Le pire ? Copilot suit vos autorisations actuelles. Sympa en théorie. Mais si Dave a par erreur accès aux salaires confidentiels, Copilot les sortira sans broncher. Pas de bug chez l’IA. Le problème, c’est vous.
Solution radicale : appliquez le principe du moindre privilège. Chacun n’a que ce dont il a besoin pour bosser. Point. Ça semble contraignant, mais ça libère. Moins de fuites, moins d’audits chiants, moins de galères.

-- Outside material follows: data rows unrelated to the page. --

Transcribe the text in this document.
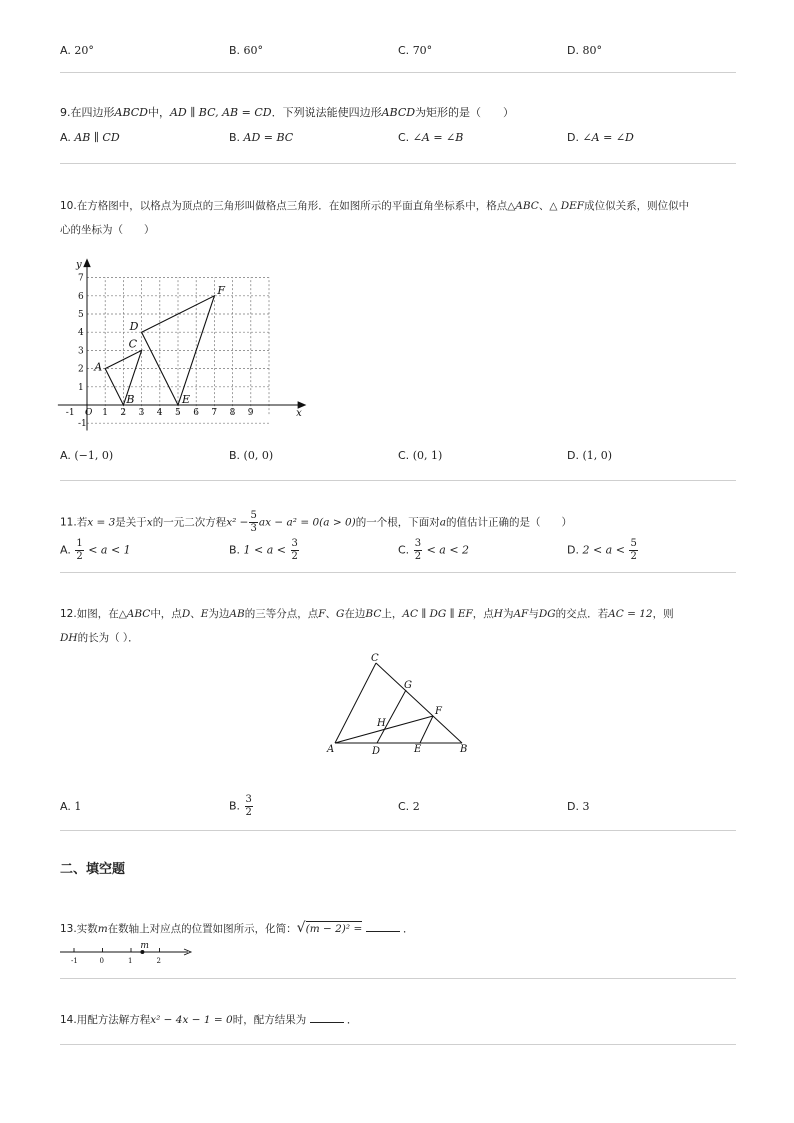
A. 20°	B. 60°	C. 70°	D. 80°
9.在四边形ABCD中，AD ∥ BC, AB = CD．下列说法能使四边形ABCD为矩形的是（　　）
A. AB ∥ CD	B. AD = BC	C. ∠A = ∠B	D. ∠A = ∠D
10.在方格图中，以格点为顶点的三角形叫做格点三角形．在如图所示的平面直角坐标系中，格点△ABC、△ DEF成位似关系，则位似中
心的坐标为（　　）
-1	1 2 3 4 5 6 7 8 9
-1
1
2
3
4
5
6
7
O	x
y
A
B
C
D
E
F
A. (−1, 0)	B. (0, 0)	C. (0, 1)	D. (1, 0)
11.若x = 3是关于x的一元二次方程$x^2 - \frac{5}{3}$ ax − a² = 0(a > 0)的一个根，下面对a的值估计正确的是（　　）
A. $\frac{1}{2} < a < 1$	B. $1 < a < \frac{3}{2}$	C. $\frac{3}{2} < a < 2$	D. $2 < a < \frac{5}{2}$
12.如图，在△ABC中，点D、E为边AB的三等分点，点F、G在边BC上，AC ∥ DG ∥ EF，点H为AF与DG的交点．若AC = 12，则
DH的长为（ ）．
C
G
F
H
A	D	E	B
A. 1	B. $\frac{3}{2}$	C. 2	D. 3
二、填空题
13.实数m在数轴上对应点的位置如图所示，化简：√(m − 2)² =	．
-1	0	1	2
m
14.用配方法解方程x² − 4x − 1 = 0时，配方结果为	．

Lancez un audit complet. Fouillez votre tenant Microsoft 365 : SharePoint, Teams, OneDrive. Taillez le superflu comme un jardinier.
Classer vos données : l’arme discrète
Permissions nettoyées ? Passez aux étiquettes. Utilisez les labels de sensibilité de Microsoft Purview. Oubliez la paperasse : c’est puissant.
Ça permet de :
Chiffrer les docs sensibles pour bloquer les curieux
Limiter Copilot sur ces infos
Appliquer des règles auto selon le type de contenu
Exemple : étiquetez les finances clients « Ultra-confidentiel ». Copilot n’y touche pas. Les commerciaux bossent tranquille, les données restent blindées.
Ajoutez des politiques DLP (prévention des pertes de données). C’est votre videur : il surveille et bloque les sorties suspectes via Copilot.
Le sale boulot : nettoyer les données
Copilot révèle tout : si l’entrée est pourrie, la sortie l’est aussi.
Bases de données pleines de doublons, d’infos périmées ou incohérentes ? Copilot balance ça avec assurance. Pire qu’avant : au moins, sans IA, on se méfiait.
Avant le lancement, nettoyez :
Éliminez les doublons. Trois fiches client identiques ? Gardez-en une.
Remplissez les trous. Données incomplètes = réponses floues.
Harmonisez. « Microsoft Corporation » ou « MSFT » ? Choisissez et imposez.
Rangez les dossiers. Structures claires, noms logiques. L’IA déteste le chaos.
Pas glamour, je sais. Mais c’est ce qui transforme Copilot en atout, pas en gadget inutile.
Gouvernance : visez le long terme
Pour un test avec cinq personnes, vous vous en sortez sans. Pour tout l’organi ? Il faut un cadre solide.
Ça veut dire :
Propriétaires clairs. Qui gère les données clients ? Les process internes ? Désignez-les.
Règles de conservation. Emails, chats, notes de réunions : combien de temps ? Automatisez.
Traces d’audit. Suivez ce que Copilot touche et qui demande quoi.
Bref : anticipez, ne réagissez pas après coup.
Le fond de l’histoire
Ça prend du temps. Tentant de lancer Copilot direct et de nettoyer après ? Possible techniquement. Stupide en pratique. Vous risquez fuites ou résultats pourris. Ou les deux.
Les boîtes qui kiffent Copilot ont bossé le terrain ingrat avant : droits corrigés, données étiquetées, bases nettoyées, gouvernance en place.
Comme rénover une baraque : pas la peine de repeindre sur la moisissure. Réparez les fondations d’abord.
Prenez une semaine pour auditer les autorisations. Classez vos données. Nettoyez. C’est chiant comme un partiel, mais ça décide si Copilot booste vraiment ou déçoit.